Computer-based simulations become increasingly important to imitate real-world experiments such as crash tests. The input data of simulations often come from diverse data sources that manage their data in a multiplicity of proprietary formats. Corresponding simulation workflows thus have to carry out many complex data provisioning tasks. These tasks filter and transform heterogeneous input data in such a way that underlying calculation software are able to ingest them. So, scientists have to spend much effort to implement several low-level data transformations in their simulation workflows.

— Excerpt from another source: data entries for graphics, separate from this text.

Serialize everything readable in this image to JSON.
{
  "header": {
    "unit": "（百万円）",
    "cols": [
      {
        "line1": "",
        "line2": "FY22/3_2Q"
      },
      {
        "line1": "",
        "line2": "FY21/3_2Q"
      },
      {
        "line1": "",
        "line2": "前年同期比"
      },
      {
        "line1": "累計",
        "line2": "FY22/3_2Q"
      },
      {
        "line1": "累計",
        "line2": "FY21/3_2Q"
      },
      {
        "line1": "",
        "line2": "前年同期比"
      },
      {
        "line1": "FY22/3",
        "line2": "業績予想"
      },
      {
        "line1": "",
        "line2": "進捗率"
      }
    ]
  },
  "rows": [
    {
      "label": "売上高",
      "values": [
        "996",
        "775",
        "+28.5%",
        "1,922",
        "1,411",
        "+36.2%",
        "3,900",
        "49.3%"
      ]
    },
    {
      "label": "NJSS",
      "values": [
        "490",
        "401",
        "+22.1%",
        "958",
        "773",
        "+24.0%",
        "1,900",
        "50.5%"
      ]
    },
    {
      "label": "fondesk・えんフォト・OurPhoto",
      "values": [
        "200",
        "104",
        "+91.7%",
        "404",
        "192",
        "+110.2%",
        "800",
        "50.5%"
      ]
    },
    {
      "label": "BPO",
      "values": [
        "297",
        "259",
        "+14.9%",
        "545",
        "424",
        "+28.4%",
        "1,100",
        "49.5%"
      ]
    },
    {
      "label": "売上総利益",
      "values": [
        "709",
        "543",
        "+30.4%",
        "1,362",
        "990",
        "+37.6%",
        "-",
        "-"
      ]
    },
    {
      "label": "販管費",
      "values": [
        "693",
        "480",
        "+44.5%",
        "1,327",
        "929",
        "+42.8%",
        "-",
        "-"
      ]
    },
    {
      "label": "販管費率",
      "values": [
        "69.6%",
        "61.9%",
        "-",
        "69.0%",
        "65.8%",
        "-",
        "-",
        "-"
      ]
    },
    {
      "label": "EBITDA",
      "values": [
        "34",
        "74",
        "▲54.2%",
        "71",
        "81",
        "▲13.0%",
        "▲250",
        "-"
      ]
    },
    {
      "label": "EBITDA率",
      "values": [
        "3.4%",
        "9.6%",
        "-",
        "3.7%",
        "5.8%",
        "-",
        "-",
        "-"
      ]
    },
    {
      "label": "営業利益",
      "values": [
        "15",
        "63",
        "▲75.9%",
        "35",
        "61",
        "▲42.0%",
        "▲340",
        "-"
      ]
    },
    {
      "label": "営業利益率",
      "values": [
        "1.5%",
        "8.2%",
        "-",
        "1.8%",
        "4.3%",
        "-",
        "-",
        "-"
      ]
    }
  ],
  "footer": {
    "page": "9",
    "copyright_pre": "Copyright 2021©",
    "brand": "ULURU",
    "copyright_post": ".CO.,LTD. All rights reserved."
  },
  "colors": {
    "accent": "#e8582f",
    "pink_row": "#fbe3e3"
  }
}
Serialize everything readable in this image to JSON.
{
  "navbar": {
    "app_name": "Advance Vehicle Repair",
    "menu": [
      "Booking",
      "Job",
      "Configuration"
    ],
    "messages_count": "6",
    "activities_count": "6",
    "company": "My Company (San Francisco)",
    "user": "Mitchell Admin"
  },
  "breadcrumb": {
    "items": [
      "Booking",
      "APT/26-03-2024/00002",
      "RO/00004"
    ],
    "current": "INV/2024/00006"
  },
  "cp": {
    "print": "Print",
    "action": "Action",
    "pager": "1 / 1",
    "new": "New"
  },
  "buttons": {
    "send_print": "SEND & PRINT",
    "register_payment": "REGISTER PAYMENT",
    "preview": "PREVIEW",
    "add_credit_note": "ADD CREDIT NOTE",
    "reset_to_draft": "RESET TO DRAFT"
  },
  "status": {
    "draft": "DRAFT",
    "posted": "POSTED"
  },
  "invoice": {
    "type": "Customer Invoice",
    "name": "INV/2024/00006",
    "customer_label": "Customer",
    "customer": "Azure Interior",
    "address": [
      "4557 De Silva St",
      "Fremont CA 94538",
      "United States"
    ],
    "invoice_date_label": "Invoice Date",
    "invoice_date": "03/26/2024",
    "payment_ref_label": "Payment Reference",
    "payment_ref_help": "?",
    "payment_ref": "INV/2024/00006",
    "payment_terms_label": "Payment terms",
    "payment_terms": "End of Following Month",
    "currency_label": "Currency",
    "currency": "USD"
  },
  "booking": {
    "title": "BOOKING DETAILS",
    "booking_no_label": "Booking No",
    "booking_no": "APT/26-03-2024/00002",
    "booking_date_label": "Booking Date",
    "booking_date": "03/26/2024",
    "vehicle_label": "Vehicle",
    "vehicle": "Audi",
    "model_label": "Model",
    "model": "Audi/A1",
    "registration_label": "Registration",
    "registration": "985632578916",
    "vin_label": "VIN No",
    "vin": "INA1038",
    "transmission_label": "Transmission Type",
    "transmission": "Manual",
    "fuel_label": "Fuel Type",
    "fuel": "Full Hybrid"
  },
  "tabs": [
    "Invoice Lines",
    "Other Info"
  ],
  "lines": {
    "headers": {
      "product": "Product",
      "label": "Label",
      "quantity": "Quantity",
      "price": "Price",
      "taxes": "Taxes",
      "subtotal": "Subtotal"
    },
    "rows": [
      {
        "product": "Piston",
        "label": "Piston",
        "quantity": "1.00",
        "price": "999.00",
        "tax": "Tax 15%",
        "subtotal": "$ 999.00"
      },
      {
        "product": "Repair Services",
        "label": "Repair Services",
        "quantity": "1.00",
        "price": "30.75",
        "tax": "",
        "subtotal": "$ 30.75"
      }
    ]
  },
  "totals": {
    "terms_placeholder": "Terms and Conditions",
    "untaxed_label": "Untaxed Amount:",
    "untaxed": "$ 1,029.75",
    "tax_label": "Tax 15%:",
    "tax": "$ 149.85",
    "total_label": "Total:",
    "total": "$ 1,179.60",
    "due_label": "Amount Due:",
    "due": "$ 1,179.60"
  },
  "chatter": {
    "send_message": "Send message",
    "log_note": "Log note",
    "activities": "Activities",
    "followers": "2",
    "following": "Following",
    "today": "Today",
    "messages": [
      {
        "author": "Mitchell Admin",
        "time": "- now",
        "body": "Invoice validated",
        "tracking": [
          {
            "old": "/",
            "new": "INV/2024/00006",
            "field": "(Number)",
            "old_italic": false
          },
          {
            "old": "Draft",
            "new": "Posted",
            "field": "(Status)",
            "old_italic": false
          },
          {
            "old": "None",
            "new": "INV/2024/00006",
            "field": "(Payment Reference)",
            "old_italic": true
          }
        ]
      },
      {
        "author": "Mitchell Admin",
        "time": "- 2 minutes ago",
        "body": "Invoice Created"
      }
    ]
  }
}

This PhD thesis introduces novel concepts and methods that alleviate the implementation of the complex data provisioning in simulation workflows. Firstly, it addresses the problem that existing workflow systems overwhelm scientists with diverse data provisioning techniques. Therefore, this thesis derives a set of guidelines that assist scientists in choosing proper techniques for their workflows.
Another outcome are extensions of workflow languages that offer a generic solution to data provisioning in simulation workflows. More precisely, these extensions support any data resource and data management operation that are required by real simulations.
The major contribution is a pattern-based approach that completely removes the burden from scientists to implement low-level data transformations in their workflows. Instead of designing many workflow tasks, scientists only need to select a small number of abstract patterns to describe a high-level simulation process. Furthermore, scientists are familiar with the parameters to be specified for the patterns, because these parameters are related to their domain-specific methodology. Altogether, this approach conquers the data complexity associated with simulations, which allows scientists to concentrate on their core issue again, namely on the simulation itself.
The last contribution is a complementary optimization method to increase the performance of local data processing in simulation workflows. This method introduces various techniques that partition relevant local data processing tasks between the components of a workflow system in a smart way. Thereby, such tasks are either assigned to the workflow execution engine or to a tightly integrated local database system. Corresponding experiments revealed that, even for a moderate data size of about 0.5 MB, this method is able to reduce workflow duration by nearly a factor of 9.